PS-SR: Pseudo-Single-Step Video Super-Resolution via Speculative Diffusion
Abstract
Video Super-Resolution (VSR) fundamentally struggles with a critical trade-off: single-step models offer unmatched efficiency but often lack the high-frequency detail, creativity, and visual quality of their multi-step diffusion counterparts, which are computationally prohibitive for practical use. In this paper, we propose PS-SR, a novel "pseudo" single-step VSR framework that transcends this trade-off through a computationally asymmetric sampling pipeline. The key to PS-SR lies in its speculative diffusion mechanism: a powerful base model performs only a single, comprehensive sampling step, establishing the global structure and content fidelity, after which a lightweight draft model, directly augmented by the base model's features, speculatively performs subsequent refinements. Crucially, we further enforce a frequency-domain update rule that constrains these refinements to exclusively inject high-frequency details, preserving the foundational low-frequency content and preventing semantic drift across sampling steps. By doing so, PS-SR creates the "illusion" of a single-step model—delivering the similar inference speeds and input-output content consistency—while achieving the visual richness and creativity typically reserved for costly multi-step generative models.

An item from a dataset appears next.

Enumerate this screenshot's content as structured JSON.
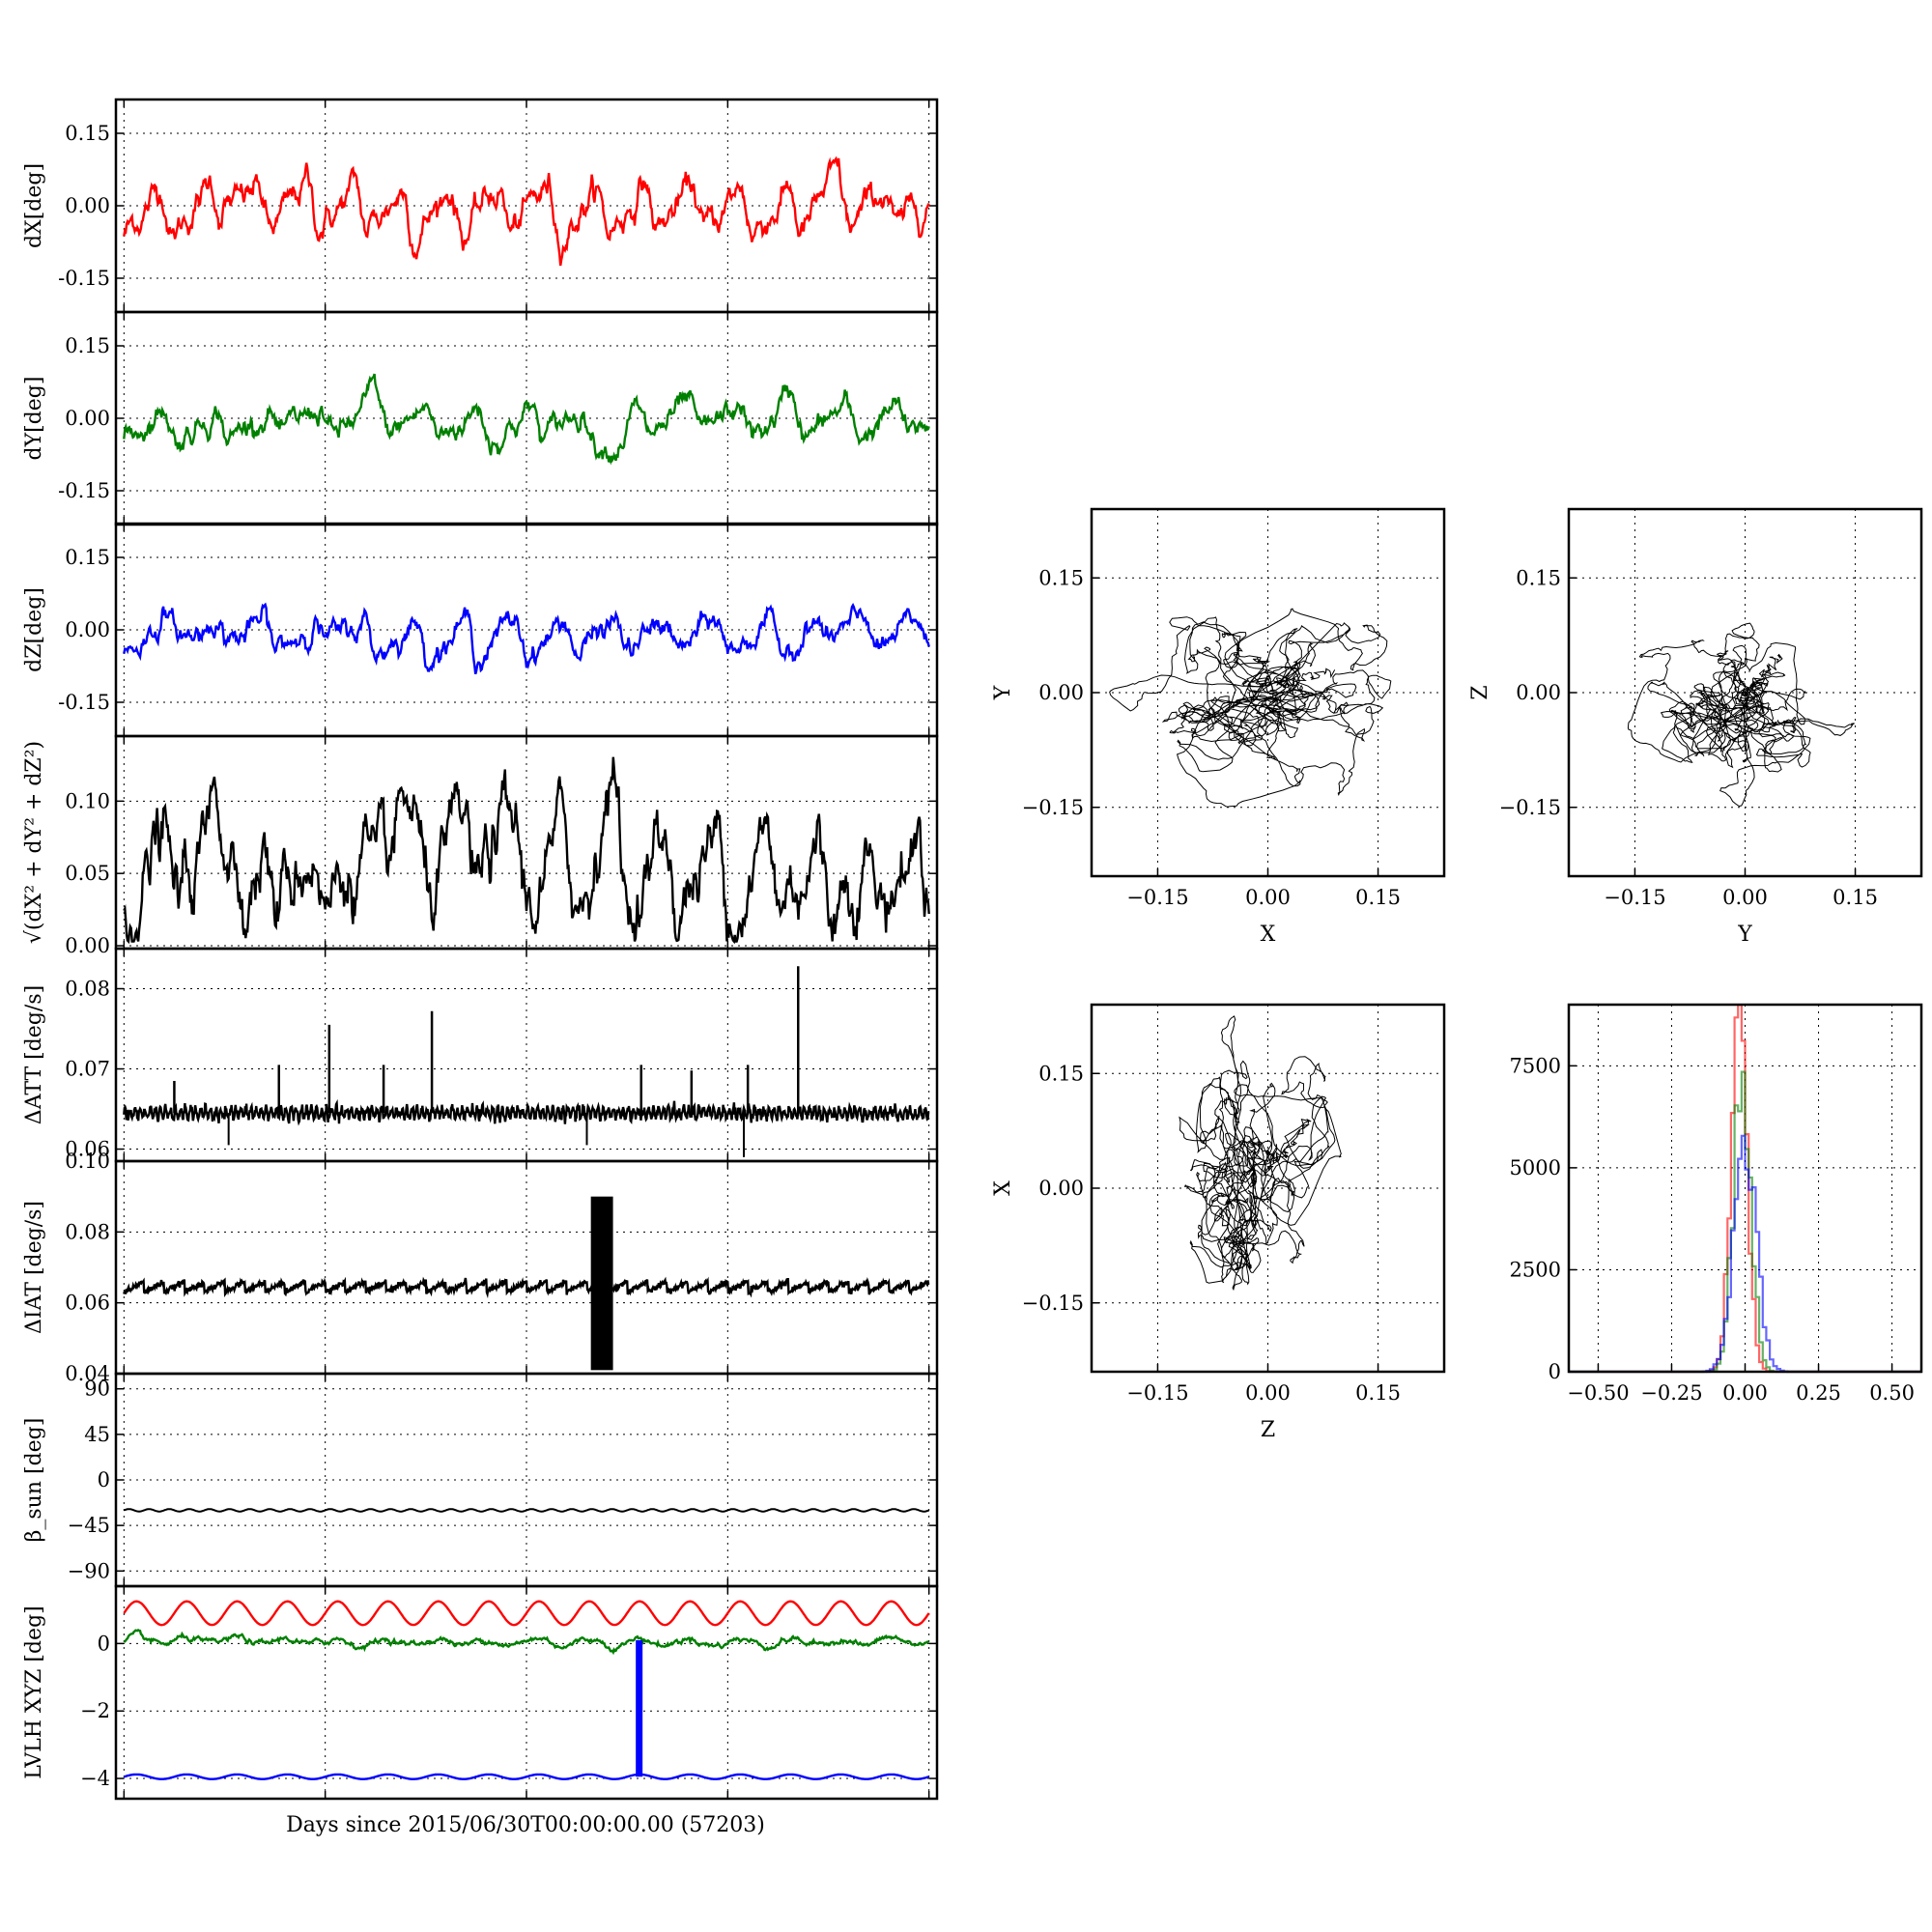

We demonstrate that our "pseudo-single-step" paradigm achieves state-of-the-art quality with a comparable speed to single-step models, paving the way for real-time, high-fidelity video enhancement.
Overview
Given a low-quality video input \( \mathbf{x}_L \), it is first encoded into a latent representation \( \mathbf{z}_L \). Our computationally asymmetric sampling pipeline concludes: (1) Base Model Execution: A powerful base model \( \phi_{\text{base}} \) performs a single, comprehensive denoising step, transforming \( \mathbf{z}_L \) into an intermediate latent \( \mathbf{z}_{T-1} \) that establishes the global structure and content. (2) Draft Model Refinement: The latent \( \mathbf{z}_{T-1} \) is then iteratively refined over multiple steps by a lightweight draft model \( \phi_{\text{draft}} \). Crucially, each draft model prediction is guided by features inherited from the base model. (3) Frequency-Domain Update: After each draft step, the prediction is converted to pixel space, and our frequency-domain update rule is applied: it preserves the low-frequency content from the previous step while adaptively blending only the high-frequency components from the new prediction.